Coast Guard Auxiliary members teamed up with the Progressive Animal Welfare Society to release a rehabilitated harbor seal pup into the wild near Everett, Wash., this fall.
It was the second time Mike and Shirley Allert, members of Auxiliary Flotilla-12 in Edmonds, Wash., had volunteered the use of their vessel, The Glimfeather, to release a seal pup.
The Auxiliary, comprised entirely of volunteers, supports various Coast Guard missions, including marine environmental protection.
“Working with PAWS has been an enjoyable and worthwhile experience,” said Mike Allert. “We’re always ready to help. That’s what the Coast Guard Auxiliary is all about.”
Members of PAWS originally reached out to the Auxiliary last year after one member attended a boating safety class given by Flotilla-12. The Allerts assisted in the release of a harbor seal on Nov. 20, 2012, after it had been rehabilitated by the PAWS Wildlife Center.

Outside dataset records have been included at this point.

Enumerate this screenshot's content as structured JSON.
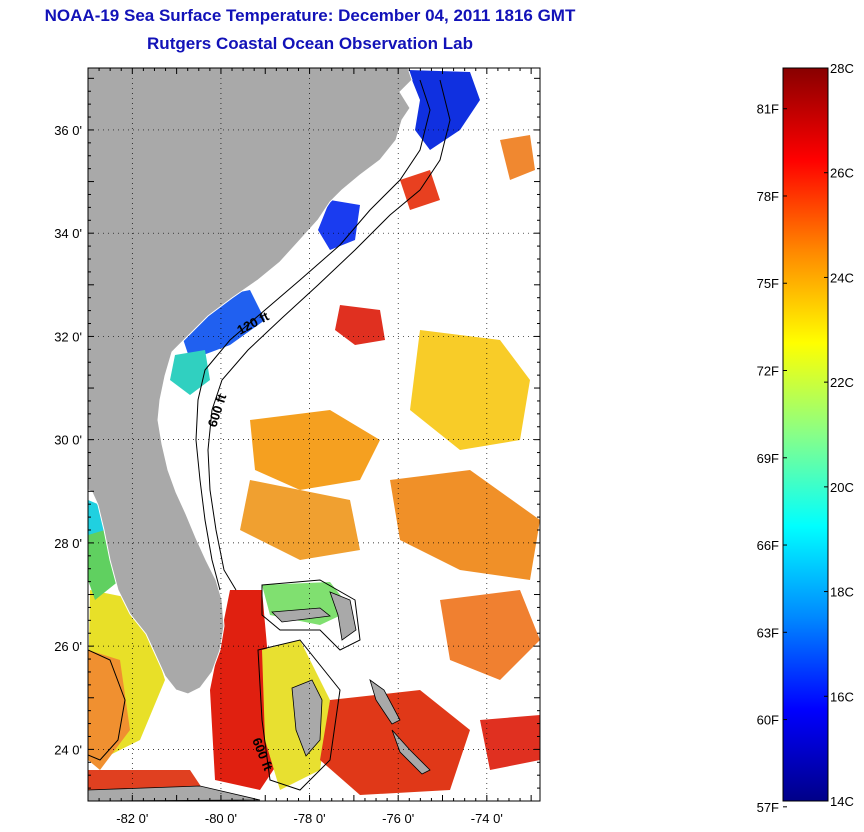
{
  "header": {
    "title": "NOAA-19 Sea Surface Temperature:  December 04, 2011 1816 GMT",
    "subtitle": "Rutgers Coastal Ocean Observation Lab"
  },
  "map": {
    "lat_range": [
      23.0,
      37.2
    ],
    "lon_range": [
      -83.0,
      -72.8
    ],
    "lat_ticks": [
      "24 0'",
      "26 0'",
      "28 0'",
      "30 0'",
      "32 0'",
      "34 0'",
      "36 0'"
    ],
    "lon_ticks": [
      "-82 0'",
      "-80 0'",
      "-78 0'",
      "-76 0'",
      "-74 0'"
    ],
    "grid": "dotted",
    "land_color": "#a9a9a9",
    "cloud_color": "#ffffff",
    "contour_labels": [
      "120 ft",
      "600 ft",
      "600 ft"
    ]
  },
  "colorbar": {
    "celsius_labels": [
      "28C",
      "26C",
      "24C",
      "22C",
      "20C",
      "18C",
      "16C",
      "14C"
    ],
    "fahrenheit_labels": [
      "81F",
      "78F",
      "75F",
      "72F",
      "69F",
      "66F",
      "63F",
      "60F",
      "57F"
    ],
    "range_c": [
      14,
      28
    ],
    "colors": [
      "#000088",
      "#0000ff",
      "#0088ff",
      "#00ffff",
      "#88ff88",
      "#ffff00",
      "#ff8800",
      "#ff0000",
      "#880000"
    ]
  }
}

The Progressive Animal Welfare Society is a regional, non-profit organization headquartered in Lynnwood, Wash. Founded in 1967, PAWS’s missions include rehabilitation of injured and orphaned wildlife, shelter and adoption of homeless cats and dogs, and education of the general public about the fair treatment of animals.
The PAWS Wildlife Center aims to rehabilitate sick, injured and orphaned wildlife and restore them to full health before returning them to their natural habit. Harbor seals are the primary marine mammals treated at the center.
On Sept. 25, 2013, the Allerts welcomed a harbor seal pup, two members of PAWS, Kevin Mack and Stephanie Herman, and fellow Auxiliarists Ty Tabor and Jim Neffcrew aboard The Glimfeather.
The seal pup had been rescued from a beach near a marina in Everett on July 11, 2013. After being cared for at the PAWS Wildlife Center for eleven weeks, personnel determined he was ready to be released back into the wild.
The crew released the pup near Jetty Island, just north of Everett.
At first, the pup stayed close to the vessel, even attempting to climb back aboard. After a few minutes, the crew watched him swim away.
The PAWS members were thankful for the help.
“The Coast Guard Auxiliary is a wonderful organization to work with,” said Mack, “I would love to work with them again in the future!”